Imagine a beautiful Gothic cathedral. Its beauty is superficial and overpowering. But its greatness is in the concealed flying buttresses, the mathematical proportions of its nave, and the deliberate alignment of its pillars that enable it to rise skyward without collapsing.
You will enjoy the beauty without knowing about the engineering, but with knowledge of the design, you enjoy it better. Bach's music is based on the same principle. The rigid rules of counterpoint and mathematical limitations did not confine him; they set him free. In this world of rules, he discovered boundless freedom of expression. The tension and resolution which we experience in his music is not so much emotional, but a musical equivalent of an ideally solved equation, providing us with a sense of profound balance, solution, and cosmic correctness. Lastly, to hear Bach is to see a miracle of the human mind. It is where the left brain and the right brain meet, where emotion and logic, passion and mathematics are one.

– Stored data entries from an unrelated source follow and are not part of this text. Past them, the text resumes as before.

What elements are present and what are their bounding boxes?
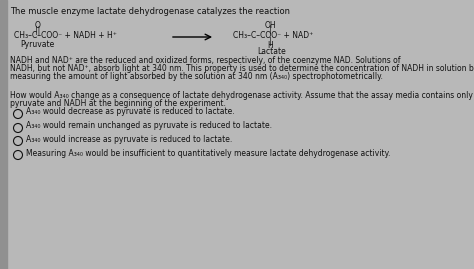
Text: How would A₃₄₀ change as a consequence of lactate dehydrogenase activity. Assume: How would A₃₄₀ change as a consequence o… xyxy=(10,91,473,100)
Text: O: O xyxy=(35,21,41,30)
Text: pyruvate and NADH at the beginning of the experiment.: pyruvate and NADH at the beginning of th… xyxy=(10,99,226,108)
Text: |: | xyxy=(269,37,271,46)
Text: Lactate: Lactate xyxy=(257,47,286,56)
Text: CH₃–C–COO⁻ + NADH + H⁺: CH₃–C–COO⁻ + NADH + H⁺ xyxy=(14,31,117,40)
Text: OH: OH xyxy=(264,21,276,30)
Text: A₃₄₀ would increase as pyruvate is reduced to lactate.: A₃₄₀ would increase as pyruvate is reduc… xyxy=(26,134,232,143)
Text: measuring the amount of light absorbed by the solution at 340 nm (A₃₄₀) spectrop: measuring the amount of light absorbed b… xyxy=(10,72,383,81)
Text: Pyruvate: Pyruvate xyxy=(20,40,54,49)
Text: NADH, but not NAD⁺, absorb light at 340 nm. This property is used to determine t: NADH, but not NAD⁺, absorb light at 340 … xyxy=(10,64,474,73)
Text: ||: || xyxy=(36,26,41,35)
Text: A₃₄₀ would remain unchanged as pyruvate is reduced to lactate.: A₃₄₀ would remain unchanged as pyruvate … xyxy=(26,122,272,130)
Text: The muscle enzyme lactate dehydrogenase catalyzes the reaction: The muscle enzyme lactate dehydrogenase … xyxy=(10,7,290,16)
Bar xyxy=(0,0,7,269)
Text: NADH and NAD⁺ are the reduced and oxidized forms, respectively, of the coenzyme : NADH and NAD⁺ are the reduced and oxidiz… xyxy=(10,56,401,65)
Text: |: | xyxy=(269,26,271,34)
Text: CH₃–C–COO⁻ + NAD⁺: CH₃–C–COO⁻ + NAD⁺ xyxy=(233,31,313,40)
Text: Measuring A₃₄₀ would be insufficient to quantitatively measure lactate dehydroge: Measuring A₃₄₀ would be insufficient to … xyxy=(26,148,391,158)
Text: A₃₄₀ would decrease as pyruvate is reduced to lactate.: A₃₄₀ would decrease as pyruvate is reduc… xyxy=(26,108,235,116)
Text: H: H xyxy=(267,41,273,50)
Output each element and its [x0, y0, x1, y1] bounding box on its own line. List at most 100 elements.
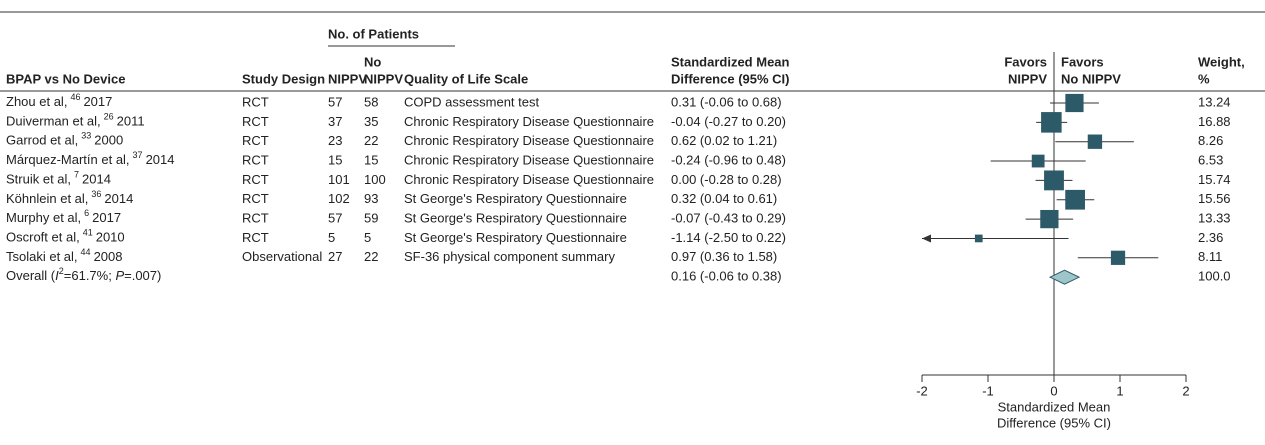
weight: 15.56: [1198, 191, 1231, 206]
qol-scale: St George's Respiratory Questionnaire: [404, 211, 627, 226]
study-name-text: Zhou et al,: [6, 94, 67, 109]
reference: 33: [81, 131, 91, 141]
qol-scale: SF-36 physical component summary: [404, 249, 615, 264]
effect-square: [1044, 170, 1064, 191]
study-design: RCT: [242, 211, 269, 226]
effect-square: [1065, 189, 1085, 210]
column-header: No: [364, 54, 381, 69]
study-design: RCT: [242, 94, 269, 109]
no-nippv-count: 93: [364, 191, 378, 206]
column-header: %: [1198, 71, 1210, 86]
study-name-text: Murphy et al,: [6, 211, 81, 226]
study-design: RCT: [242, 133, 269, 148]
smd-ci: -0.07 (-0.43 to 0.29): [671, 211, 786, 226]
study-name-text: Köhnlein et al,: [6, 191, 88, 206]
no-nippv-count: 59: [364, 211, 378, 226]
study-name: Struik et al, 7 2014: [6, 170, 111, 187]
study-year: 2014: [104, 191, 133, 206]
nippv-count: 57: [328, 94, 342, 109]
x-tick-label: -1: [982, 383, 994, 398]
smd-ci: 0.32 (0.04 to 0.61): [671, 191, 777, 206]
nippv-count: 23: [328, 133, 342, 148]
x-tick-label: 1: [1116, 383, 1123, 398]
weight: 15.74: [1198, 172, 1231, 187]
smd-ci: -1.14 (-2.50 to 0.22): [671, 230, 786, 245]
effect-square: [1065, 93, 1084, 113]
study-year: 2008: [94, 249, 123, 264]
study-design: RCT: [242, 114, 269, 129]
ci-arrow: [922, 234, 931, 243]
weight: 2.36: [1198, 230, 1223, 245]
effect-square: [1087, 134, 1103, 149]
study-design: Observational: [242, 249, 322, 264]
reference: 37: [133, 150, 143, 160]
overall-text: =.007): [124, 269, 161, 284]
column-header: NIPPV: [364, 71, 403, 86]
study-name: Márquez-Martín et al, 37 2014: [6, 150, 174, 167]
study-name-text: Tsolaki et al,: [6, 249, 78, 264]
smd-ci: -0.04 (-0.27 to 0.20): [671, 114, 786, 129]
no-nippv-count: 22: [364, 249, 378, 264]
no-nippv-count: 58: [364, 94, 378, 109]
weight: 8.26: [1198, 133, 1223, 148]
study-name: Zhou et al, 46 2017: [6, 92, 112, 109]
qol-scale: St George's Respiratory Questionnaire: [404, 230, 627, 245]
reference: 6: [84, 208, 89, 218]
study-name-text: Duiverman et al,: [6, 114, 101, 129]
qol-scale: Chronic Respiratory Disease Questionnair…: [404, 152, 654, 167]
study-name: Murphy et al, 6 2017: [6, 208, 121, 225]
study-year: 2014: [146, 152, 175, 167]
study-name-text: Oscroft et al,: [6, 230, 80, 245]
effect-square: [1031, 154, 1045, 168]
i-squared-sup: 2: [59, 267, 64, 277]
nippv-count: 27: [328, 249, 342, 264]
favors-label: NIPPV: [1008, 71, 1047, 86]
smd-ci: -0.24 (-0.96 to 0.48): [671, 152, 786, 167]
qol-scale: Chronic Respiratory Disease Questionnair…: [404, 133, 654, 148]
study-name: Duiverman et al, 26 2011: [6, 112, 145, 129]
no-nippv-count: 35: [364, 114, 378, 129]
overall-label: Overall (I2=61.7%; P=.007): [6, 267, 161, 284]
no-nippv-count: 100: [364, 172, 386, 187]
x-axis-title: Standardized Mean: [998, 399, 1111, 414]
no-nippv-count: 5: [364, 230, 371, 245]
effect-square: [1040, 209, 1059, 229]
effect-square: [1110, 250, 1126, 265]
weight: 13.33: [1198, 211, 1231, 226]
x-tick-label: 0: [1050, 383, 1057, 398]
smd-ci: 0.97 (0.36 to 1.58): [671, 249, 777, 264]
smd-ci: 0.16 (-0.06 to 0.38): [671, 269, 782, 284]
study-name: Tsolaki et al, 44 2008: [6, 247, 122, 264]
weight: 16.88: [1198, 114, 1231, 129]
study-name: Köhnlein et al, 36 2014: [6, 189, 133, 206]
study-year: 2000: [94, 133, 123, 148]
weight: 8.11: [1198, 249, 1222, 264]
qol-scale: Chronic Respiratory Disease Questionnair…: [404, 114, 654, 129]
smd-ci: 0.00 (-0.28 to 0.28): [671, 172, 782, 187]
study-design: RCT: [242, 191, 269, 206]
i-squared: I: [55, 269, 59, 284]
reference: 36: [91, 189, 101, 199]
smd-ci: 0.62 (0.02 to 1.21): [671, 133, 777, 148]
weight: 100.0: [1198, 269, 1231, 284]
effect-square: [1041, 112, 1062, 133]
weight: 13.24: [1198, 94, 1231, 109]
study-year: 2011: [117, 114, 145, 129]
nippv-count: 102: [328, 191, 350, 206]
column-header: Difference (95% CI): [671, 71, 789, 86]
column-header: Quality of Life Scale: [404, 71, 528, 86]
column-group: No. of Patients: [328, 26, 419, 41]
column-header: Standardized Mean: [671, 54, 790, 69]
overall-diamond: [1048, 269, 1081, 285]
p-symbol: P: [115, 269, 124, 284]
reference: 26: [104, 112, 114, 122]
column-header: BPAP vs No Device: [6, 71, 125, 86]
nippv-count: 57: [328, 211, 342, 226]
favors-label: Favors: [1004, 54, 1047, 69]
study-name: Oscroft et al, 41 2010: [6, 228, 125, 245]
study-name-text: Márquez-Martín et al,: [6, 152, 130, 167]
study-year: 2017: [83, 94, 112, 109]
nippv-count: 15: [328, 152, 342, 167]
study-design: RCT: [242, 172, 269, 187]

The melodies touch us, but the geometry grounds the movement as perpetual and eternal. His music is timeless because it is grounded in the principles of number, pattern, and symmetry—principles which are true no matter the time or place.
The secret geometry is not thinking; it is the secret animating purpose of its beauty, the reason that his music never fails to sound so inevitable, so perfect, and so deeply moving. It is a reminder that out of the deepest order there can grow the loveliest things.